3. Bush went out of his way to highlight his view of immigration as positive for the United States. Blocking refugees from the United States, Bush said, threatens the nation's security.

"We’ve seen nationalism distorted into nativism — forgotten the dynamism that immigration has always brought to America. We see a fading confidence in the value of free markets and international trade — forgetting that conflict, instability and poverty follow in the wake of protectionism.

"We have seen the return of isolationist sentiments — forgetting that American security is directly threatened by the chaos and despair of distant places, where threats such as terrorism, infectious disease, criminal gangs and drug trafficking tend to emerge."

4. Bush signaled we should take Russian interference in American elections seriously.

"America is experiencing the sustained attempt by a hostile power to feed and exploit our country’s divisions. According to our intelligence services, the Russian government has made a project of turning Americans against each other. This effort is broad, systematic and stealthy. It’s conducted across a range of social media platforms.
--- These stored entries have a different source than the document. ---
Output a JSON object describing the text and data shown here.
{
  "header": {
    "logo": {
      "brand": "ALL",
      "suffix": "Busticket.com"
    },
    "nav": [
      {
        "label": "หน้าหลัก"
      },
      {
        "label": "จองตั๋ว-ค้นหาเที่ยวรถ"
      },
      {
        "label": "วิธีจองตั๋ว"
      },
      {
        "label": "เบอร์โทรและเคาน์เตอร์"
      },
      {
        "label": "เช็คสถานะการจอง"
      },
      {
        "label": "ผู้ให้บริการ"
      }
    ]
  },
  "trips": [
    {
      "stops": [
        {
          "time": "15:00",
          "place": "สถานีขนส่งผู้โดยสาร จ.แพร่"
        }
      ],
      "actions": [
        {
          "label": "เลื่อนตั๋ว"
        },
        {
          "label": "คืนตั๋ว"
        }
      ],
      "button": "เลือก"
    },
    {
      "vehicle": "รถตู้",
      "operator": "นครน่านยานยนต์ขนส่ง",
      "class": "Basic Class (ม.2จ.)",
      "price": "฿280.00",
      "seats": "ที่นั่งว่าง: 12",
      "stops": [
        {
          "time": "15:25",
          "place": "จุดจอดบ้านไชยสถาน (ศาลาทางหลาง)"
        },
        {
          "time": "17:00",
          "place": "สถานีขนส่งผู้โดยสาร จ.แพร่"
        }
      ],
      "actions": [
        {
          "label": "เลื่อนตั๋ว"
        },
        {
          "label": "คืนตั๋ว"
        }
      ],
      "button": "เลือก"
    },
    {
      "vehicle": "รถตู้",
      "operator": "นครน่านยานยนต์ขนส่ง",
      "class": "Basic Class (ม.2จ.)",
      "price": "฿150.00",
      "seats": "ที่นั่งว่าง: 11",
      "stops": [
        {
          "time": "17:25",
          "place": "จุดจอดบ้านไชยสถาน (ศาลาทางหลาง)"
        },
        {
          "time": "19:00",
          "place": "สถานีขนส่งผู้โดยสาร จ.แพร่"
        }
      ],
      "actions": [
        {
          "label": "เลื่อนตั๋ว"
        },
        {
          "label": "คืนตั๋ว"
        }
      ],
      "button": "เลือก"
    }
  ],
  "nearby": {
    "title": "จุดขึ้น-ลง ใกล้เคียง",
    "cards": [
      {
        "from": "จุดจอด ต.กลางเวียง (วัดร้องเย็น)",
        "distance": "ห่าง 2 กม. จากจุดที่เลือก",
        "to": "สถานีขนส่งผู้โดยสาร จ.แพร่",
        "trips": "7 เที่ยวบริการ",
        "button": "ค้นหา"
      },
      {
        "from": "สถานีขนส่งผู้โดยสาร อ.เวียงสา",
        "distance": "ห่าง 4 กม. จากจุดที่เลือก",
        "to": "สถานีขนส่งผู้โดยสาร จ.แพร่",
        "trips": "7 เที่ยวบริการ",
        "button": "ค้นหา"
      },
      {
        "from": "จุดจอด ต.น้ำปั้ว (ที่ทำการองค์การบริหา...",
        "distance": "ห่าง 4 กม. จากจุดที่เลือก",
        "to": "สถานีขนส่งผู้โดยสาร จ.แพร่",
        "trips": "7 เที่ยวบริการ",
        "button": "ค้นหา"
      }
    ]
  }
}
"Ultimately, this assault won’t succeed. But foreign aggressions — including cyberattacks, disinformation and financial influence — should not be downplayed or tolerated. This is a clear case where the strength of our democracy begins at home. We must secure our electoral infrastructure and protect our electoral system from subversion."

5. White supremacy, in whatever form it takes, shouldn't be tolerated, Bush felt compelled to say.

"This means that people of every race, religion and ethnicity can be fully and equally American. It means that bigotry or white supremacy in any form is blasphemy against the American creed."